Strategic sales despite being a financially prudent method of divesting loss-making PSUs have not been favoured in India in recent years, mainly because of the low level of formal employment in the country, which stands at less than 3 per cent of the total population.
Since many PSUs are over-manned, strategic sales have caused universal job losses in the first three years of privatisation, which has made it difficult to sustain public support, even if these effects are in the short-term.
As per the Public Enterprise Survey (2010-11), there are 62 such loss-making PSUs, exemplified by Air India, BSNL, MTNL, ITI etc, incurring a loss of Rs.21,693 crore annually. Shunning strategic sales would mean that the government would continue to subsidise many PSUs in future years as there are no takers for loss-making PSUs through share issue privatisation.
Profitability increases after divestment because of reduced agency problems in that multiple and often conflicting objectives of PSUs become forged into the dominant objective of profit-maximisation.
This is clear from the profitability of enterprises that have undergone both strategic sale and share issue privatisation. Even though public sector managers are not replaced under share issue privatisation, the presence of other (than public sector) interests at the Board level does not allow excessive political interference.
The case in point is the experience of Coal India Limited, which continues to be in the public sector with government shareholding of 90 per cent. However, a minority institutional shareholder, the UK-based Children's Investment Fund has ensured that the government cannot issue directions to the company that would hurt its profitability.
By concentrating on the dominant objective of profit maximisation, firms are expected to become more efficient in utilising their resources.

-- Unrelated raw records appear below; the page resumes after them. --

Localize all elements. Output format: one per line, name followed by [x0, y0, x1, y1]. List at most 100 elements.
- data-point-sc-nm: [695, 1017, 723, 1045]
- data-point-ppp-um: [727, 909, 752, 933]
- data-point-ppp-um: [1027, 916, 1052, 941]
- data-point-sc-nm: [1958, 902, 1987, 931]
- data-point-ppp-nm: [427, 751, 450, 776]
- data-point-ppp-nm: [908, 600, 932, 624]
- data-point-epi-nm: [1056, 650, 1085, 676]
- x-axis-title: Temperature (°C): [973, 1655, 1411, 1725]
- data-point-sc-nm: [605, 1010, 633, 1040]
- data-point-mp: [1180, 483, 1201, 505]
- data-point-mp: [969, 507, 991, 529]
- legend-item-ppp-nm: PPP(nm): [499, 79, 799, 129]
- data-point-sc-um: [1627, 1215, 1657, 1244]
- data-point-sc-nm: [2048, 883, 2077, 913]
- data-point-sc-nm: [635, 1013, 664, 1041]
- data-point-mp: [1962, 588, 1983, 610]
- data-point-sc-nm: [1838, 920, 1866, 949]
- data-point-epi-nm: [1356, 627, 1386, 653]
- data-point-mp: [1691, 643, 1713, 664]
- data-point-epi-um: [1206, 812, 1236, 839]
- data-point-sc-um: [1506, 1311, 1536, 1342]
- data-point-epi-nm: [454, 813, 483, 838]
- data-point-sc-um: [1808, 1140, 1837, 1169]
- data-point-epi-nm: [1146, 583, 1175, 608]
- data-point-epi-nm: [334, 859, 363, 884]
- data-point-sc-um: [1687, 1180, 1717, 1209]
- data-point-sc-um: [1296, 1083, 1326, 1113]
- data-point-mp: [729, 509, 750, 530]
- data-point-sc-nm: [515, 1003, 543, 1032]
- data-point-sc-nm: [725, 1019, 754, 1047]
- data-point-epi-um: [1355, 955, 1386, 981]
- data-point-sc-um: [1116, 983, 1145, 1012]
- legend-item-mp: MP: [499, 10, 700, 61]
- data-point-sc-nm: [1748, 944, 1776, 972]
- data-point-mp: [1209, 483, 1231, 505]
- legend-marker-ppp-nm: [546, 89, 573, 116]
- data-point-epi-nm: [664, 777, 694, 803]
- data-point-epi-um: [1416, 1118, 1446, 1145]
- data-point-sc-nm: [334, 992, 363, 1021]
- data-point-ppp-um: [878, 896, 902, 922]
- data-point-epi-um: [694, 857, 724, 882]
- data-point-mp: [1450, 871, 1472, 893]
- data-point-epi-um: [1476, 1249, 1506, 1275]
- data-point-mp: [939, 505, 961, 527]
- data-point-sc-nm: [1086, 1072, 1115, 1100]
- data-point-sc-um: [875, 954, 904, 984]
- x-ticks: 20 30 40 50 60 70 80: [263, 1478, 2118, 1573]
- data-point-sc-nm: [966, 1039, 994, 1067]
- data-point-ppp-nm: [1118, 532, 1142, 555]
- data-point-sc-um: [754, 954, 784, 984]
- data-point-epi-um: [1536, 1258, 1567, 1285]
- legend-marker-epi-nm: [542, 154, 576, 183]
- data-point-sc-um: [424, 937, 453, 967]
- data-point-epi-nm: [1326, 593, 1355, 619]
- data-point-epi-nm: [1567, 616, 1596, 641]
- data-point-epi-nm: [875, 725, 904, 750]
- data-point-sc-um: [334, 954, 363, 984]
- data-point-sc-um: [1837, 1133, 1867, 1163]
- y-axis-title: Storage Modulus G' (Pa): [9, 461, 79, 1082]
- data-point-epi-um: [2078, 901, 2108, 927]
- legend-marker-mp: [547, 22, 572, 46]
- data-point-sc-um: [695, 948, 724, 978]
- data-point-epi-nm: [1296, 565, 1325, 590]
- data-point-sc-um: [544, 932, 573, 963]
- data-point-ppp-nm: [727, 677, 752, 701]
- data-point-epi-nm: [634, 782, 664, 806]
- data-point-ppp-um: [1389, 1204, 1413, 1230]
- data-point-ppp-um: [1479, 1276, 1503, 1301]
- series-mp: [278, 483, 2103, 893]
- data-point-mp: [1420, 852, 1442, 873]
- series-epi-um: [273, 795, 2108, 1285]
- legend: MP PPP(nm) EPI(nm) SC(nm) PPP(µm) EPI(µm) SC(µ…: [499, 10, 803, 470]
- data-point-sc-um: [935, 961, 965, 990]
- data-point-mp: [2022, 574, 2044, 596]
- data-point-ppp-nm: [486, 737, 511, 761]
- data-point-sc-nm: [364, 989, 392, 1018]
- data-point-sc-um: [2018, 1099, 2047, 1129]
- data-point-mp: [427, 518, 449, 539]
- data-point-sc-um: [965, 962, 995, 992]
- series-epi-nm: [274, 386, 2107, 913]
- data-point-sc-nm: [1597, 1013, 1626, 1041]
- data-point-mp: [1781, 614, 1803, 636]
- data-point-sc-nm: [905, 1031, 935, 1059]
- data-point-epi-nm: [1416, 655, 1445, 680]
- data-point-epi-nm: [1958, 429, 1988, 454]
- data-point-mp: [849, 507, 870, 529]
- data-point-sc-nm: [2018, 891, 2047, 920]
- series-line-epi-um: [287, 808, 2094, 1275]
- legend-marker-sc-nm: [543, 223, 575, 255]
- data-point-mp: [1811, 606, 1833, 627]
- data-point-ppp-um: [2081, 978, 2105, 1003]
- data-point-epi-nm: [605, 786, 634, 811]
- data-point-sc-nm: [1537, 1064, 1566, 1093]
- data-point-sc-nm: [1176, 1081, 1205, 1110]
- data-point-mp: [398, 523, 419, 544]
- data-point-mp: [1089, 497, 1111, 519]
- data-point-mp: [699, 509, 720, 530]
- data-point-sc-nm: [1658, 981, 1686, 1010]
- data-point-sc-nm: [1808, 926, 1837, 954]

As a result, both employee and capital productivity improves even after share issue privatisation.
Since many of the PSUs are over-manned and since there is a tendency to reduce manpower after privatisation, it is obvious that employee productivity improves.
Part of this gain is shared with the retained employees through higher wages to make them important stakeholders. However, since the losers and the gainers from privatisation are different groups of people, political economy problems persist.

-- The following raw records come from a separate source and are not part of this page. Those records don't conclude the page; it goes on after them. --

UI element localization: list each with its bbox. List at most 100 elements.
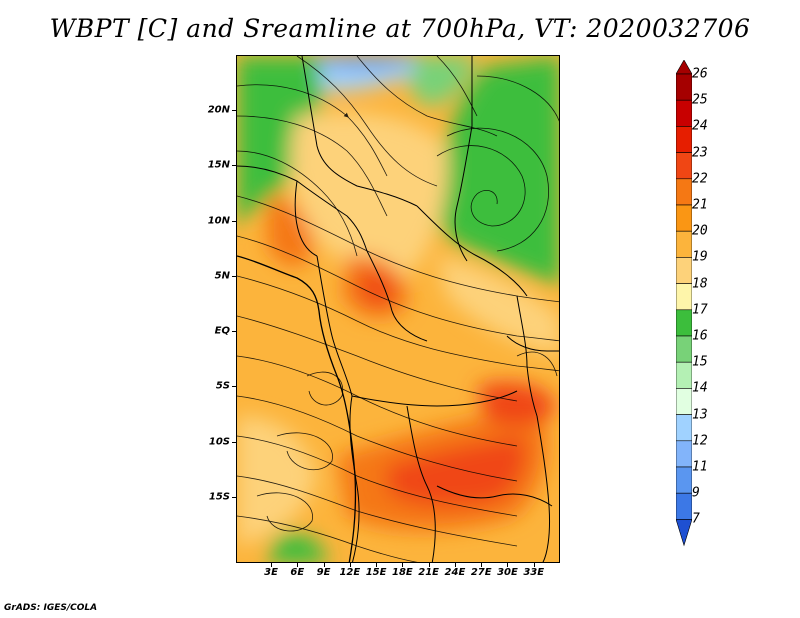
field-lightblue-north <box>297 56 417 69</box>
lat-tick-mark <box>232 110 236 112</box>
colorbar-label: 15 <box>692 354 708 370</box>
lon-tick-label: 3E <box>264 567 278 578</box>
colorbar-swatch <box>676 126 692 153</box>
field-yellow-north <box>290 112 448 278</box>
lon-tick-mark <box>507 563 509 567</box>
colorbar-swatch <box>676 492 692 520</box>
lon-tick-mark <box>323 563 325 567</box>
streamline <box>237 115 388 217</box>
streamline <box>476 75 559 122</box>
colorbar-label: 16 <box>692 328 708 344</box>
lat-tick-label: 10S <box>208 436 230 448</box>
lon-tick-label: 27E <box>470 567 492 578</box>
border <box>536 415 550 562</box>
lat-tick-label: 5S <box>215 380 230 392</box>
streamline <box>256 492 313 532</box>
streamline <box>237 195 559 303</box>
colorbar-swatch <box>676 440 692 468</box>
lon-tick-label: 9E <box>316 567 331 578</box>
lon-tick-label: 21E <box>418 567 440 578</box>
field-green-south <box>267 533 327 562</box>
colorbar-swatch <box>676 152 692 180</box>
colorbar-label: 19 <box>692 249 708 265</box>
lon-tick-label: 15E <box>365 567 387 578</box>
streamline <box>237 275 559 372</box>
lon-tick-label: 18E <box>392 567 413 578</box>
colorbar-label: 17 <box>692 302 708 318</box>
colorbar-label: 21 <box>692 197 708 213</box>
streamline <box>237 355 518 447</box>
lon-tick-mark <box>376 563 378 567</box>
lat-tick-mark <box>232 220 236 222</box>
border <box>316 255 353 397</box>
streamline <box>516 351 558 377</box>
colorbar-label: 24 <box>692 118 708 134</box>
streamline <box>296 56 438 187</box>
streamline <box>276 432 333 470</box>
lon-tick-mark <box>402 563 404 567</box>
colorbar-swatch <box>676 466 692 494</box>
colorbar-swatch <box>676 178 692 206</box>
lat-tick-mark <box>232 496 236 498</box>
lat-tick-mark <box>232 331 236 333</box>
streamline <box>237 150 358 257</box>
streamline <box>237 395 518 482</box>
lon-tick-mark <box>454 563 456 567</box>
border <box>301 56 418 207</box>
colorbar-label: 23 <box>692 145 708 161</box>
colorbar-swatch <box>676 309 692 337</box>
field-yellow-southwest <box>237 416 317 546</box>
streamline <box>446 127 549 252</box>
field-green-nw <box>237 56 321 226</box>
colorbar-swatch <box>676 257 692 284</box>
lon-tick-mark <box>271 563 273 567</box>
lat-tick-mark <box>232 165 236 167</box>
colorbar-label: 26 <box>692 66 708 82</box>
colorbar-label: 11 <box>692 459 708 475</box>
lon-tick-label: 30E <box>497 567 518 578</box>
border <box>349 395 360 562</box>
border <box>416 205 528 297</box>
colorbar-label: 12 <box>692 433 708 449</box>
colorbar-swatch <box>676 283 692 311</box>
colorbar-label: 25 <box>692 92 708 108</box>
border <box>237 165 368 252</box>
streamline <box>237 435 518 517</box>
colorbar <box>676 60 692 547</box>
lon-tick-mark <box>428 563 430 567</box>
streamline <box>237 235 559 342</box>
border <box>294 180 318 257</box>
lon-tick-label: 24E <box>444 567 466 578</box>
lat-tick-mark <box>232 275 236 277</box>
streamline <box>237 475 518 547</box>
colorbar-swatch <box>676 73 692 101</box>
colorbar-top-arrow <box>676 60 692 75</box>
colorbar-swatch <box>676 361 692 389</box>
streamline <box>356 56 498 137</box>
lat-tick-label: 15S <box>208 491 230 503</box>
border <box>406 405 436 562</box>
colorbar-swatch <box>676 230 692 258</box>
colorbar-label: 18 <box>692 276 708 292</box>
border <box>436 485 553 507</box>
colorbar-bottom-arrow <box>676 519 692 547</box>
grads-credit: GrADS: IGES/COLA <box>4 603 98 613</box>
streamline <box>237 315 518 402</box>
map-title: WBPT [C] and Sreamline at 700hPa, VT: 20… <box>49 14 751 43</box>
border <box>454 56 473 262</box>
border <box>351 390 518 407</box>
lon-tick-label: 6E <box>290 567 305 578</box>
wbpt-streamline-map <box>237 56 559 562</box>
lon-tick-mark <box>481 563 483 567</box>
colorbar-swatch <box>676 414 692 442</box>
lon-tick-mark <box>533 563 535 567</box>
colorbar-label: 7 <box>692 511 700 527</box>
colorbar-swatch <box>676 388 692 415</box>
lon-tick-label: 33E <box>523 567 545 578</box>
streamlines <box>237 56 559 562</box>
field-hot-south <box>387 436 526 507</box>
map-panel <box>236 55 560 563</box>
colorbar-label: 9 <box>692 485 700 501</box>
colorbar-label: 20 <box>692 223 708 239</box>
lon-tick-label: 12E <box>339 567 361 578</box>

These results are in line with global experience that has been documented through research studies in several countries. They have found that change in management produces better, which highlights the importance of strategic sales in producing benign outcomes.

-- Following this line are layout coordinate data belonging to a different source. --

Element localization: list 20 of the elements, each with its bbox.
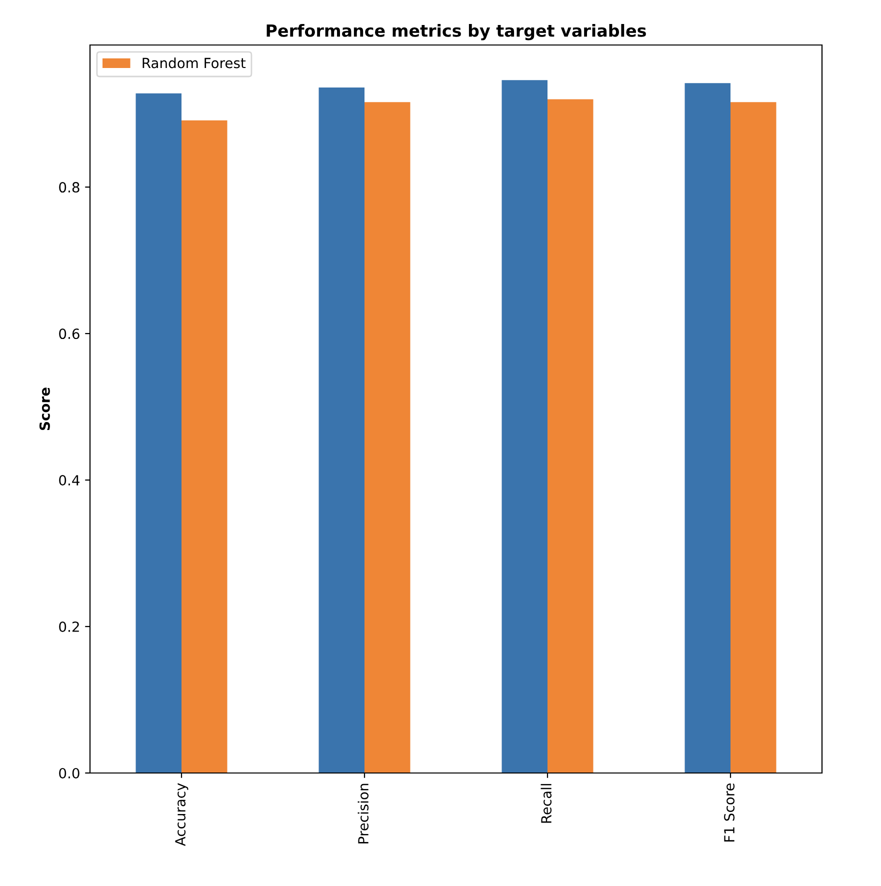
y-tick-label: 0.0: [59, 768, 80, 778]
x-tick-label: Accuracy: [175, 783, 188, 846]
legend-label: Random Forest: [142, 58, 246, 68]
y-tick-label: 0.4: [59, 475, 80, 486]
bar: [730, 102, 776, 773]
y-tick-label: 0.6: [59, 328, 80, 340]
y-tick-label: 0.2: [59, 621, 79, 632]
x-tick-label: F1 Score: [724, 783, 735, 842]
x-tick-label: Precision: [358, 784, 369, 844]
y-tick-label: 0.8: [59, 182, 80, 193]
x-tick-label: Recall: [540, 784, 552, 823]
bar: [548, 99, 594, 773]
bar: [364, 102, 410, 773]
y-axis-title: Score: [39, 388, 50, 430]
bar: [684, 83, 730, 773]
chart-title: Performance metrics by target variables: [266, 24, 646, 40]
bar: [182, 120, 228, 773]
bar: [318, 87, 364, 773]
bar: [136, 93, 182, 773]
bar: [502, 80, 548, 773]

In order that disinvestment becomes a more dependable source of receipts to the government, there is a need for a rule-based approach as opposed to the case-by-case approach being followed now.
To enable that, the government may, for example, announce that its shareholding in non-strategic PSUs would be brought down to 26 per cent.
In order to get better returns, the government should also try to include strategic sales of PSUs in its arsenal of disinvestment methods so that small loss-making enterprises (and large ones like Air India) may be sold through this method to prevent their continued deleterious impact on fiscal resources. But, these decisions are as much political as economic.
The author is a civil servant. Views expressed are personal.